Из окна мне был виден мост и деревья на набережной. Течение там было быстрое, и баржи, лодки боролись с ним в водоворотах недавнего паводка. На берегу маячили рыбаки. Я подошел к окну. Деревья, дома проступали в нежном освещении. Все было настолько подлинным! Что за безмолвная перспектива! Это была действительно наша и никакая другая река. Значит, я заблуждался? Быть может, мои объяснения бесплодны? Внезапно меня задели слова Ихе: «Вы слишком мудрите».

— Вы правы, не стоит высказываться слишком общим образом.

Но тут я обнаружил, что он подписывает свою корреспонденцию. Стоявшая рядом секретарша переворачивала страницы в папке и следила, как он читает. «Вы незнакомы с моей новой секретаршей: Сюзанна». Она слабо улыбнулась мне. «Эта бедная девушка стала жертвой большого несчастья, ее дом сгорел, она практически все потеряла». Секретарша продолжала улыбаться, ее лицо лучилось, как будто одного упоминания об этой катастрофе было достаточно, чтобы обратить оную в бесконечное благословение.

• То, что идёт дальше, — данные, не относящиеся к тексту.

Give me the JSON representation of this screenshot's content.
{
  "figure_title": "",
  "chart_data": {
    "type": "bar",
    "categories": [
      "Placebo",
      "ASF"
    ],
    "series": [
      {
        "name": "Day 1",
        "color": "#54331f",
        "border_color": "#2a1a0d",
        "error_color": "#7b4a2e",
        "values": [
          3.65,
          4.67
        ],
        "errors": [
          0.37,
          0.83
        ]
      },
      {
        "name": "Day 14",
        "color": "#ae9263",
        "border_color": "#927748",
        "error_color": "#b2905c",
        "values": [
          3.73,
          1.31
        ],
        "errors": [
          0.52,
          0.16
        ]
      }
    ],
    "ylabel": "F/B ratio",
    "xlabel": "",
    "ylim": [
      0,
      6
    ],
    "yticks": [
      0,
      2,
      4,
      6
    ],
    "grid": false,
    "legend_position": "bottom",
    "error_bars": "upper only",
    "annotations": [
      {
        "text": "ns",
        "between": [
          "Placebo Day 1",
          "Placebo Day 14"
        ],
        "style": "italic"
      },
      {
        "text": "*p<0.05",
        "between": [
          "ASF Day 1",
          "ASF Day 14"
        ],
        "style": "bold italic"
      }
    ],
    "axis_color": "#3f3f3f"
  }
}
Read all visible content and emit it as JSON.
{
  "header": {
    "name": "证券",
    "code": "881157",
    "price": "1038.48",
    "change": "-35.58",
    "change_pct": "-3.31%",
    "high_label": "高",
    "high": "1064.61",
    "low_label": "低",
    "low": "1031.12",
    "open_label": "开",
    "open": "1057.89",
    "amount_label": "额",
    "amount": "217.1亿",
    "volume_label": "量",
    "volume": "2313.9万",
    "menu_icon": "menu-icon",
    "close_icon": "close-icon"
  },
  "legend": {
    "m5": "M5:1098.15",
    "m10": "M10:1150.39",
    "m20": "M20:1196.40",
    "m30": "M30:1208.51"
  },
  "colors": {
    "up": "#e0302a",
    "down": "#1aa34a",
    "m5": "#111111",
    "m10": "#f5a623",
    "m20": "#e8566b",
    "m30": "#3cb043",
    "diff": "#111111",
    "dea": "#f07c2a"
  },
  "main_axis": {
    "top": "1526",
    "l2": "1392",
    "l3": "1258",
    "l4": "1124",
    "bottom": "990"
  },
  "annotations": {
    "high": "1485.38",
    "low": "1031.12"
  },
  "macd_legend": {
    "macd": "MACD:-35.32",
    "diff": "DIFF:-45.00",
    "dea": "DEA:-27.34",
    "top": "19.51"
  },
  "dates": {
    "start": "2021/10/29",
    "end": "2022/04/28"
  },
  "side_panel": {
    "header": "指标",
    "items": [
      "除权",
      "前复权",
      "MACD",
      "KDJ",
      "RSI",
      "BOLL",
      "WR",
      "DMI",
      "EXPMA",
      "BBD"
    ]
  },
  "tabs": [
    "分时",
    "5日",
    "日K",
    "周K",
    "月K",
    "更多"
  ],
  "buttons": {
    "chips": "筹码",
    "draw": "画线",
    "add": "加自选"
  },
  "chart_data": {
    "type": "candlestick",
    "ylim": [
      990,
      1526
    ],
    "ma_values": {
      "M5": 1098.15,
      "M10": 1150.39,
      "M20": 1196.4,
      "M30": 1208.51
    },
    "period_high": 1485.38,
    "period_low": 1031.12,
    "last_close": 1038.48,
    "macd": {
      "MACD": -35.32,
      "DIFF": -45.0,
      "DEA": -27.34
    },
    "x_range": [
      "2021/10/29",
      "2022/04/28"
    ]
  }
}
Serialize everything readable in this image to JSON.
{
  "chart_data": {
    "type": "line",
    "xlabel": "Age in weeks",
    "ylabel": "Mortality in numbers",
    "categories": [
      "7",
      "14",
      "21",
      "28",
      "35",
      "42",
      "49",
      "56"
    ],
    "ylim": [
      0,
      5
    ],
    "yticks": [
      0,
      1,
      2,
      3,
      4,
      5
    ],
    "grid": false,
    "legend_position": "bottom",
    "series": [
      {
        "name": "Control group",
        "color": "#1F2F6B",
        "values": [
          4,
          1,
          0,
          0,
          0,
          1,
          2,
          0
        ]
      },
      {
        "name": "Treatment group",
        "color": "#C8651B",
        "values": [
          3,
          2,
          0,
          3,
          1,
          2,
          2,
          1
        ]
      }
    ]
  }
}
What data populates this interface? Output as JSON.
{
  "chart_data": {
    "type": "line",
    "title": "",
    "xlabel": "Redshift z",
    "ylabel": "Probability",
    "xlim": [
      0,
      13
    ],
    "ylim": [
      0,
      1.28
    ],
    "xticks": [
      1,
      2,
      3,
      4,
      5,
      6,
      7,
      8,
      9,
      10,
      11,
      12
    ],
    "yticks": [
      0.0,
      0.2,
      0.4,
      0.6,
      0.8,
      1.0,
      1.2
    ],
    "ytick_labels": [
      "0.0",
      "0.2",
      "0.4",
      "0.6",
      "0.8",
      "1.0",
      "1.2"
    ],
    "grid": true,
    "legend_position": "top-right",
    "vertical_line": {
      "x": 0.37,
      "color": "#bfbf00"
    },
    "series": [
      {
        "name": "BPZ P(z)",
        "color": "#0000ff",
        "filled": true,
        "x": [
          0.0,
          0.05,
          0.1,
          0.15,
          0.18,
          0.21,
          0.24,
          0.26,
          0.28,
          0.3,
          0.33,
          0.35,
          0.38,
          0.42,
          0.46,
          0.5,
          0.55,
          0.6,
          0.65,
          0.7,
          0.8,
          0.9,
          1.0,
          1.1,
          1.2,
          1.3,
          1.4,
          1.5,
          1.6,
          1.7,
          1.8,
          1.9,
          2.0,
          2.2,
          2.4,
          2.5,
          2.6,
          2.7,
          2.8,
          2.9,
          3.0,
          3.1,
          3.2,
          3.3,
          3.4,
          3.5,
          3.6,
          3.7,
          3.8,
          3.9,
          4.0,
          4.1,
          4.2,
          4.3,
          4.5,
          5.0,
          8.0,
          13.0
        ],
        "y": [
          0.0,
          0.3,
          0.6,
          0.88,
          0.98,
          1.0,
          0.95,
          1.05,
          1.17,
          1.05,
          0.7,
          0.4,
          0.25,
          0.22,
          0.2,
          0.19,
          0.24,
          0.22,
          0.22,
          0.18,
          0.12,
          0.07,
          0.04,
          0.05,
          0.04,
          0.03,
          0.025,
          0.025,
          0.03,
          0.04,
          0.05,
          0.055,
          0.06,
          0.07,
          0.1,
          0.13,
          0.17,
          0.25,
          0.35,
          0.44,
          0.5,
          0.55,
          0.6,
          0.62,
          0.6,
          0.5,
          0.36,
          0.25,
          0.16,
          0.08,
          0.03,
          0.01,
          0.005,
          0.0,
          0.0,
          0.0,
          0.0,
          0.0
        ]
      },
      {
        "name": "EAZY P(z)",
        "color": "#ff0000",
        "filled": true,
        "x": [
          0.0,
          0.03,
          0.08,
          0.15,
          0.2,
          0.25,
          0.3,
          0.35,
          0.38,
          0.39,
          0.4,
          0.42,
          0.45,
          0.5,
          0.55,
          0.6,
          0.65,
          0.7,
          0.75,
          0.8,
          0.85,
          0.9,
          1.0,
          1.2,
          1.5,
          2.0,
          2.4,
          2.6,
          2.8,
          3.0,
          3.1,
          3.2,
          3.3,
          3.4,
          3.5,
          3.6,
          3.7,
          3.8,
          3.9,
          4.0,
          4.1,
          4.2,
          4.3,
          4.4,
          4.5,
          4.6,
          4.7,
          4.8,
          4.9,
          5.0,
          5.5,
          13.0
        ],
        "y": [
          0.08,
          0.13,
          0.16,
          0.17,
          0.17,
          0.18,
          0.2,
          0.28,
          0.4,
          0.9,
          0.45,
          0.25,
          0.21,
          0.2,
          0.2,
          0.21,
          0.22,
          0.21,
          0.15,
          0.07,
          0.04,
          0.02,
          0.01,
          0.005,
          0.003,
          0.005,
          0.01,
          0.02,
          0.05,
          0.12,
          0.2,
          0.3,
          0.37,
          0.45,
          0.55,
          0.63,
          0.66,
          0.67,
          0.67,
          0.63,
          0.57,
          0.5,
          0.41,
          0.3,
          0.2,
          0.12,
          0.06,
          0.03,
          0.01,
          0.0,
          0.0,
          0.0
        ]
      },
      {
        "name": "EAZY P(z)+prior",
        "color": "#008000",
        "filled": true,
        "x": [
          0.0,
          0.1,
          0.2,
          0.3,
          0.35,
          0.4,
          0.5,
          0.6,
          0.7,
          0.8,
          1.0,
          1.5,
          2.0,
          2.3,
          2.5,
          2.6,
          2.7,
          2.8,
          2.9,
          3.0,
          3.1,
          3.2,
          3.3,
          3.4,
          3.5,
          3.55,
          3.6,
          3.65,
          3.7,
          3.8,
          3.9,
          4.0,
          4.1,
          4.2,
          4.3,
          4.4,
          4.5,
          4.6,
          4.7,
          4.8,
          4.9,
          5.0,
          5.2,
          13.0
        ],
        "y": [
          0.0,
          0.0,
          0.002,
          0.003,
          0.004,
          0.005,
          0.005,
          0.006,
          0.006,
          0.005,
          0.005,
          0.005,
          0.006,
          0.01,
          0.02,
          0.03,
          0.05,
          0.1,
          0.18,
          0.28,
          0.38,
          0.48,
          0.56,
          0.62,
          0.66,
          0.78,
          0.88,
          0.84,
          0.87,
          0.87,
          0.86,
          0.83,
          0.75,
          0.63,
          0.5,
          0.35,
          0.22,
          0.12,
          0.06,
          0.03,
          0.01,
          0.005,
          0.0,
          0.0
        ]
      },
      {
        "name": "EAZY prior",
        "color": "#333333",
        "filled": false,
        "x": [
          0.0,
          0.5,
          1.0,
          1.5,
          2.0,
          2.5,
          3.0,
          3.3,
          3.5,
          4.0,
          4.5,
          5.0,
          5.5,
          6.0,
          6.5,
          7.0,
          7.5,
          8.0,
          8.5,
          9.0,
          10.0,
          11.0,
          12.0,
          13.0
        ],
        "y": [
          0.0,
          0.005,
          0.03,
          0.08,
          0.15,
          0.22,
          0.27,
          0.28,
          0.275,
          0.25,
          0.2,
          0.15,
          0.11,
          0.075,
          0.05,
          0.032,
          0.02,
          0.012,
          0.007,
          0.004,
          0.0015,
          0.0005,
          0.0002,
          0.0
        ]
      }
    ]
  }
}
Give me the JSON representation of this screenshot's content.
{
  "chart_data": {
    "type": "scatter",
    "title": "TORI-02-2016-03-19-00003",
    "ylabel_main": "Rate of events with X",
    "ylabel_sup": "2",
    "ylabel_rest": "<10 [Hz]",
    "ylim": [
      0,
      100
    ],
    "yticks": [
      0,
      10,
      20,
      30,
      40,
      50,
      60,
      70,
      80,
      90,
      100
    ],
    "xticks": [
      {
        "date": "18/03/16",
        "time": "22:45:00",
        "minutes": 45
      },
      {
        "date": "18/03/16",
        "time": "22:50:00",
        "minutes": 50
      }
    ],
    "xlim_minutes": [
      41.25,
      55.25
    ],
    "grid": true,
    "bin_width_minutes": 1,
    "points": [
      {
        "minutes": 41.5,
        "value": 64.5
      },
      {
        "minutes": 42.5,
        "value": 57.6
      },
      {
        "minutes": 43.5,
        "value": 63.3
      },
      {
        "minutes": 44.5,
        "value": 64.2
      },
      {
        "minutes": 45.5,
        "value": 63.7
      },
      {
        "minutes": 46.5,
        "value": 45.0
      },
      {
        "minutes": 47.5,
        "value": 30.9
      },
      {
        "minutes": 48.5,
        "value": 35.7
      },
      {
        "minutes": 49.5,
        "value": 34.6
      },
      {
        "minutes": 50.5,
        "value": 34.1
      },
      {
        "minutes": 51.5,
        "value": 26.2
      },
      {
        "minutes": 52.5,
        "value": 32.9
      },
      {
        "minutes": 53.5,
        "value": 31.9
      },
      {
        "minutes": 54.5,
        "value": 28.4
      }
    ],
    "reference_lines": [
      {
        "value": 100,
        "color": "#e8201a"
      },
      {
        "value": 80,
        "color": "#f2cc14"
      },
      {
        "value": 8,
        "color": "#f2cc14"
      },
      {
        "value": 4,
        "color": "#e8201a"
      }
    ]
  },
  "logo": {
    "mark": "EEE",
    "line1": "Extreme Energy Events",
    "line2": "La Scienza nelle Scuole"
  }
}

— Ваш дом сгорел? Огонь не смогли погасить?

— Несчастное стечение обстоятельств, — сказал Ихе, провожая меня до двери. — Знаете, я виделся с вашим отчимом. Если вам понадобится новый отпуск, можете ни о чем не беспокоиться.

Все еще дул ветер, но теперь обжигающий, с юга. Мастерская, в которой работала моя соседка, показалась мне совсем маленькой и к тому же была загромождена самыми разными предметами. Яркий свет заливал стены, с них застывшими улыбками поблескивали бесчисленные портреты. Из кабинки вышла девушка.

— Мне нужны фото для документов, — объяснил я.

Она приподняла занавеску и усадила меня внутри закутка. По окончании процедуры я осмотрел развешанные на стенах портреты, по большей части мужчин, все на одно лицо, — несмотря на разницу в чертах, смелые, открытые и в то же время внушающие доверие лица. Среди них мое внимание привлек оттиск большого формата. Это была она: пышущие здоровьем плечи, лицо слегка запрокинуто с выражением одновременно и простодушным и вызывающим. Я бы никогда не сумел себе ее такой представить. Что меня поразило, так это ее живость, ее здоровый вид, тут она представала как свой собственный идеал: как свой закон, который, впрочем, был от нее неотличим; я был уверен, что вновь обнаружу его у нее на лице, стоит ей повернуться, но при этом он с какими-то странными намерениями оказался выделен на этом кадре в чистом виде. По правде говоря, это была обычная рекламная фотография, но от этого она не становилась менее интересной. Напротив, тот факт, что ее лицо стало доступным, что ее лицо принадлежало публике, подвиг меня на самые разные размышления.

К этому времени мои фотографии были готовы: она прошлась по ним кисточкой, обрезала, протянула мне. Я едва взглянул. Она вложила их в пакетик, я расплатился.

— Если собираетесь мне что-то сказать, — заявила она враждебным тоном, — так и сделайте, а не ходите вокруг да около.